To learn more, schedule a free consultation with one of our experienced local distracted driving lawyers right away.

Florida Distracted Driving FAQs

What is meant by distracted driving?

Distracted driving covers a wide range of inattention behind the wheel. This includes visual distractions, such as turning away from the road to look at your phone or check out an accident on the other side of the divider, physical distractions such as taking your hand off the wheel to grab a bite of your burger, or mental distraction such as daydreaming on the road.

What are the most common causes of distracted driving?

The best known culprit is mobile devices. But, the truth is that drivers are distracted by a wide array of things, including functions built into their vehicles, looking for an address while driving, turning to hand something to a child in the back seat, or trying not to spill coffee on their work clothes during the morning commute.

Can I pursue a personal injury claim if I was injured in a distracted driving accident?

Generally, a distracted driver is behaving negligently.

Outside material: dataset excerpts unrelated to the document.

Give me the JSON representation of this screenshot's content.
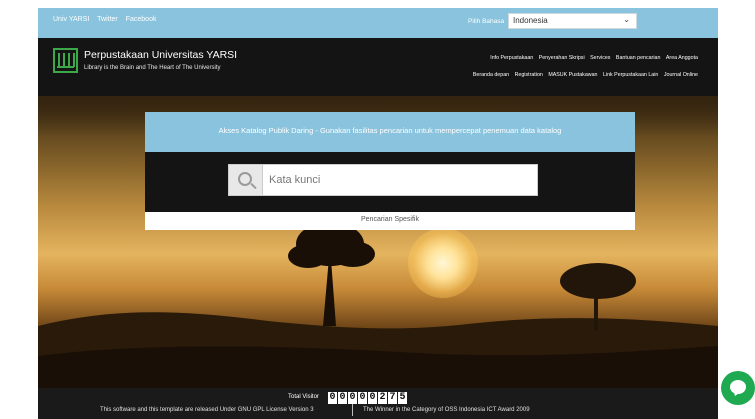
{
  "topbar": {
    "links": [
      "Univ YARSI",
      "Twitter",
      "Facebook"
    ],
    "lang_label": "Pilih Bahasa",
    "lang_value": "Indonesia"
  },
  "header": {
    "title": "Perpustakaan Universitas YARSI",
    "tagline": "Library is the Brain and The Heart of The University",
    "nav_row1": [
      "Info Perpustakaan",
      "Penyerahan Skripsi",
      "Services",
      "Bantuan pencarian",
      "Area Anggota"
    ],
    "nav_row2": [
      "Beranda depan",
      "Registration",
      "MASUK Pustakawan",
      "Link Perpustakaan Lain",
      "Journal Online"
    ]
  },
  "search": {
    "banner": "Akses Katalog Publik Daring - Gunakan fasilitas pencarian untuk mempercepat penemuan data katalog",
    "placeholder": "Kata kunci",
    "advanced": "Pencarian Spesifik"
  },
  "footer": {
    "visitor_label": "Total Visitor",
    "visitor_digits": [
      "0",
      "0",
      "0",
      "0",
      "0",
      "2",
      "7",
      "5"
    ],
    "license": "This software and this template are released Under GNU GPL License Version 3",
    "award": "The Winner in the Category of OSS Indonesia ICT Award 2009"
  },
  "colors": {
    "accent": "#89c3dd",
    "dark": "#141414",
    "logo": "#3da84a",
    "chat": "#1faa52"
  }
}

That means that someone injured by a distracted driver–another driver, a passenger, a pedestrian, a motorcyclist, or a bicyclist, for example–can usually pursue compensation for their injuries. The distracted driver’s insurance company may settle the claim, or the injured person may need to file a personal injury lawsuit to collect compensation.

It’s in your best interest to consult a distracted driving accident lawyer before accepting a settlement because insurance companies don’t always play fair. That’s especially important if your injuries are serious or the insurance company is offering a settlement before you are fully recovered.

How can an attorney help me if I’ve been involved in a distracted driving accident?

A distracted driving attorney can help with your claim in many ways, including gathering evidence and interviewing witnesses, establishing negligence on the part of the distracted driver, negotiating with the responsible party’s insurance company, managing the procedural aspects of your case such as exchange of information through the discovery process, securing and working with expert witnesses as necessary, and–if it’s in your best interest–presenting your case to a jury.

If you’re not experienced with the Florida civil justice system, it’s easy to make missteps that can seriously hurt your case. Your attorney will take over certain aspects of the case and guide you through others to avoid those errors. And, you’ll be free to focus on your recovery while someone else shoulders the legal process.

Are there any laws or regulations specifically targeting distracted driving?

Florida law prohibits certain types of distracted driving, focused on texting and other mobile device usage. The fact that the driver was violating a traffic safety regulation at the time of the accident can make it easier to establish negligence. However, any distracted driving usually constitutes negligence, meaning that the driver is responsible for any harm they cause due to the distraction. The process of establishing negligence is simply a bit different.